Colorado Last Will and Testament Template
This Last Will and Testament is made in accordance with the laws of the State of Colorado.
I, [Your Full Name], residing at [Your Address], being of sound mind, do hereby declare this document to be my Last Will and Testament. I revoke all prior wills and codicils made by me.
Article I: Identification
I am of legal age to make this will and am a resident of the State of Colorado. I am not married, but if I should marry in the future, this will shall remain in effect unless I specifically revoke it.
Article II: Appointment of Executor
I hereby appoint [Executor's Full Name] of [Executor's Address] as the Executor of this will. If this person is unable or unwilling to serve, I appoint [Alternate Executor's Full Name] of [Alternate Executor's Address] as the alternate Executor.
Article III: Disposition of Property
Upon my death, I direct that my estate be distributed as follows:
- To [Beneficiary's Full Name], I give [specific property or amount].
- To [Beneficiary's Full Name], I give [specific property or amount].
- To [Beneficiary's Full Name], I give [specific property or amount].
Article IV: Guardianship of Minor Children
If I have minor children at the time of my death, I appoint [Guardian's Full Name] of [Guardian's Address] as the guardian of my children. If this person is unable or unwilling to serve, I appoint [Alternate Guardian's Full Name] of [Alternate Guardian's Address] as the alternate guardian.

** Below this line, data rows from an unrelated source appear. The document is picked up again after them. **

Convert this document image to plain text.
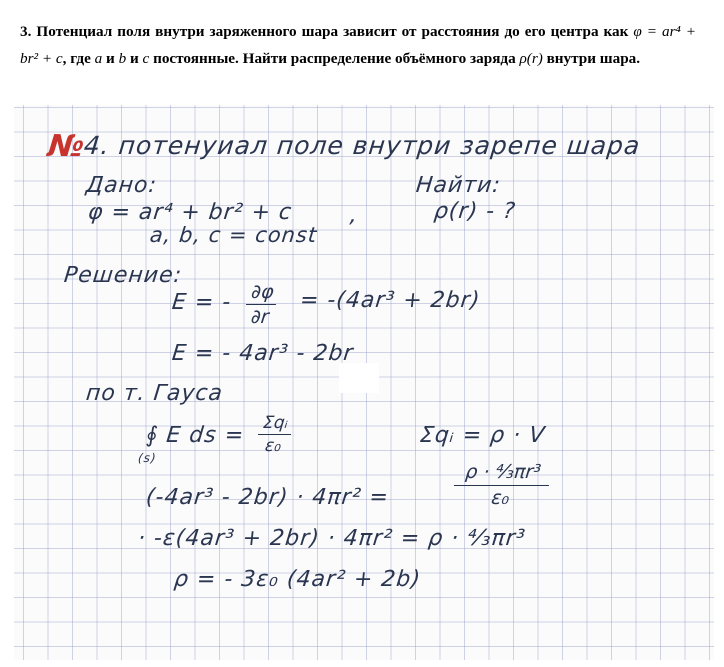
3. Потенциал поля внутри заряженного шара зависит от расстояния до его центра как φ = ar⁴ + br² + c, где a и b и c постоянные. Найти распределение объёмного заряда ρ(r) внутри шара.
№
4. потенуиал поле внутри зарепе шара
Дано:	Найти:
φ = ar⁴ + br² + c	,	ρ(r) - ?
a, b, c = const
Решение:
E = - $\frac{\partial\varphi}{\partial r} = -(4ar^3 + 2br)$
E = - 4ar³ - 2br
по т. Гауса
∮ E ds =
(s)
Σqᵢ
ε₀	Σqᵢ = ρ · V
(-4ar³ - 2br) · 4πr² =	$\frac{\text{ρ · ⁴⁄₃πr³}}{\text{ε₀}}$
· -ε(4ar³ + 2br) · 4πr² = ρ · ⁴⁄₃πr³
ρ = - 3ε₀ (4ar² + 2b)
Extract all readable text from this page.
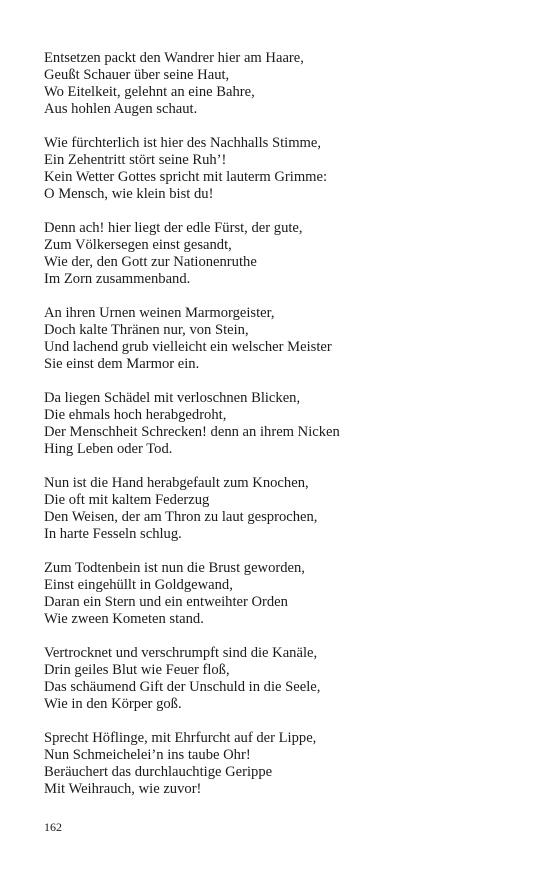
Entsetzen packt den Wandrer hier am Haare,
Geußt Schauer über seine Haut,
Wo Eitelkeit, gelehnt an eine Bahre,
Aus hohlen Augen schaut.
Wie fürchterlich ist hier des Nachhalls Stimme,
Ein Zehentritt stört seine Ruh’!
Kein Wetter Gottes spricht mit lauterm Grimme:
O Mensch, wie klein bist du!
Denn ach! hier liegt der edle Fürst, der gute,
Zum Völkersegen einst gesandt,
Wie der, den Gott zur Nationenruthe
Im Zorn zusammenband.
An ihren Urnen weinen Marmorgeister,
Doch kalte Thränen nur, von Stein,
Und lachend grub vielleicht ein welscher Meister
Sie einst dem Marmor ein.
Da liegen Schädel mit verloschnen Blicken,
Die ehmals hoch herabgedroht,
Der Menschheit Schrecken! denn an ihrem Nicken
Hing Leben oder Tod.
Nun ist die Hand herabgefault zum Knochen,
Die oft mit kaltem Federzug
Den Weisen, der am Thron zu laut gesprochen,
In harte Fesseln schlug.
Zum Todtenbein ist nun die Brust geworden,
Einst eingehüllt in Goldgewand,
Daran ein Stern und ein entweihter Orden
Wie zween Kometen stand.
Vertrocknet und verschrumpft sind die Kanäle,
Drin geiles Blut wie Feuer floß,
Das schäumend Gift der Unschuld in die Seele,
Wie in den Körper goß.
Sprecht Höflinge, mit Ehrfurcht auf der Lippe,
Nun Schmeichelei’n ins taube Ohr!
Beräuchert das durchlauchtige Gerippe
Mit Weihrauch, wie zuvor!
162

Article V: Miscellaneous Provisions
This will shall be governed by the laws of the State of Colorado. If any provision of this will is found to be invalid or unenforceable, the remaining provisions shall continue in full force and effect.
In witness whereof, I have hereunto set my hand this [Day] day of [Month, Year].
______________________________
[Your Full Name], Testator
Witnesses:
We, the undersigned witnesses, hereby declare that the above-named Testator signed this Last Will and Testament in our presence, and we affirm that the Testator is of sound mind and free from undue influence.
- ______________________________
[Witness 1 Full Name]
[Witness 1 Address]
- ______________________________
[Witness 2 Full Name]
[Witness 2 Address]
Signed in the presence of the above witnesses on this [Day] day of [Month, Year].